Segmentation and Claim Extraction
Segmentation and Claim Extraction
The model output is decomposed into segments each containing a granular factual claims. The most important claims are intelligently selected for evaluation to ensure that minor details don’t adversely impact evaluation of complex outputs.
Fact Verification and Confidence Assessment
Fact Verification and Confidence Assessment
Each claim is reviewed for factual accuracy using model knowledge and outside references if necessary.

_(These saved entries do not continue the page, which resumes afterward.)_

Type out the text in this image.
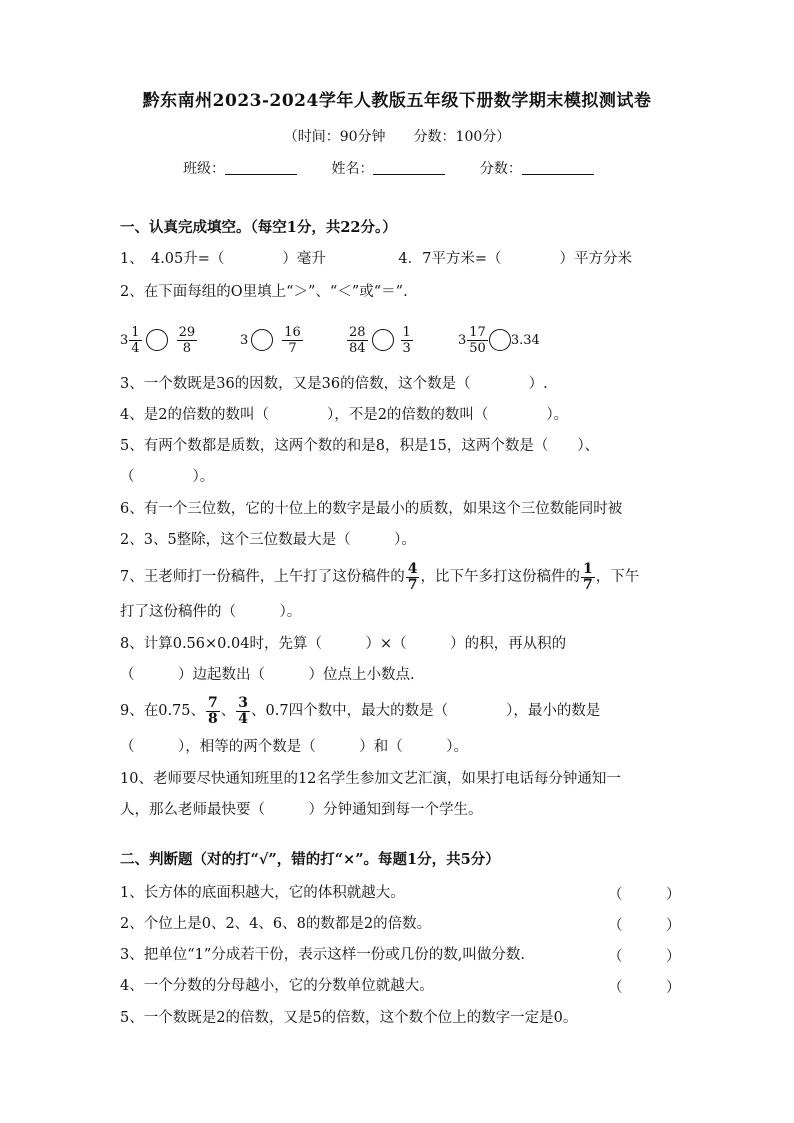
黔东南州2023-2024学年人教版五年级下册数学期末模拟测试卷
（时间：90分钟　　分数：100分）
班级：	姓名：	分数：
一、认真完成填空。（每空1分，共22分。）
1、　4.05升=（　　　　）毫升　　　　　4．7平方米=（　　　　）平方分米
2、在下面每组的O里填上“＞”、“＜”或“＝”.
$3 \frac{1}{4}$	$\frac{29}{8}$	3	$\frac{16}{7}$	$\frac{28}{84}$	$\frac{1}{3}$	$3 \frac{17}{50} 3.34$
3、一个数既是36的因数，又是36的倍数，这个数是（　　　　）.
4、是2的倍数的数叫（　　　　），不是2的倍数的数叫（　　　　）。
5、有两个数都是质数，这两个数的和是8，积是15，这两个数是（　　）、
（　　　　）。
6、有一个三位数，它的十位上的数字是最小的质数，如果这个三位数能同时被
2、3、5整除，这个三位数最大是（　　　）。
7、王老师打一份稿件，上午打了这份稿件的 $\frac{4}{7}$ ，比下午多打这份稿件的 $\frac{1}{7}$ ，下午
打了这份稿件的（　　　）。
8、计算0.56×0.04时，先算（　　　）×（　　　）的积，再从积的
（　　　）边起数出（　　　）位点上小数点.
9、在0.75、 $\frac{7}{8}$ 、 $\frac{3}{4}$ 、0.7四个数中，最大的数是（　　　　），最小的数是
（　　　），相等的两个数是（　　　）和（　　　）。
10、老师要尽快通知班里的12名学生参加文艺汇演，如果打电话每分钟通知一
人，那么老师最快要（　　　）分钟通知到每一个学生。
二、判断题（对的打“√”，错的打“×”。每题1分，共5分）
1、长方体的底面积越大，它的体积就越大。	（　　　）
2、个位上是0、2、4、6、8的数都是2的倍数。	（　　　）
3、把单位“1”分成若干份，表示这样一份或几份的数,叫做分数.	（　　　）
4、一个分数的分母越小，它的分数单位就越大。	（　　　）
5、一个数既是2的倍数，又是5的倍数，这个数个位上的数字一定是0。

A binary correctness judgment is assigned to avoid overassignment of partial credit, along with a confidence rating.
Aggregate Scoring
Aggregate Scoring
All claim judgments are weighted by their confidence rating and consolidated into a final correctness score between 0 and 1.
Addressing Low Correctness Scores
Improving Correctness
Pattern Analysis and Prompt Tuning: Identify patterns in incorrect outputs using DeepRails’ Monitor function or evaluation logs, then update prompts to guard against these patterns of unreliability.
Add Context and Structure: Modify model inputs to include more information on topics models may get wrong or even include a separate context field.
Model Selection: Experiment with different input models, as factuality varies widely across architectures and providers.
Verification Workflow: Use workflows with additional verification steps, either automated or human-in-the-loop, to review and override responses with consistently low correctness.
While Correctness provides a powerful factuality lens, it’s important to combine it with other guardrails like Context Adherence and Completeness for robust production safety.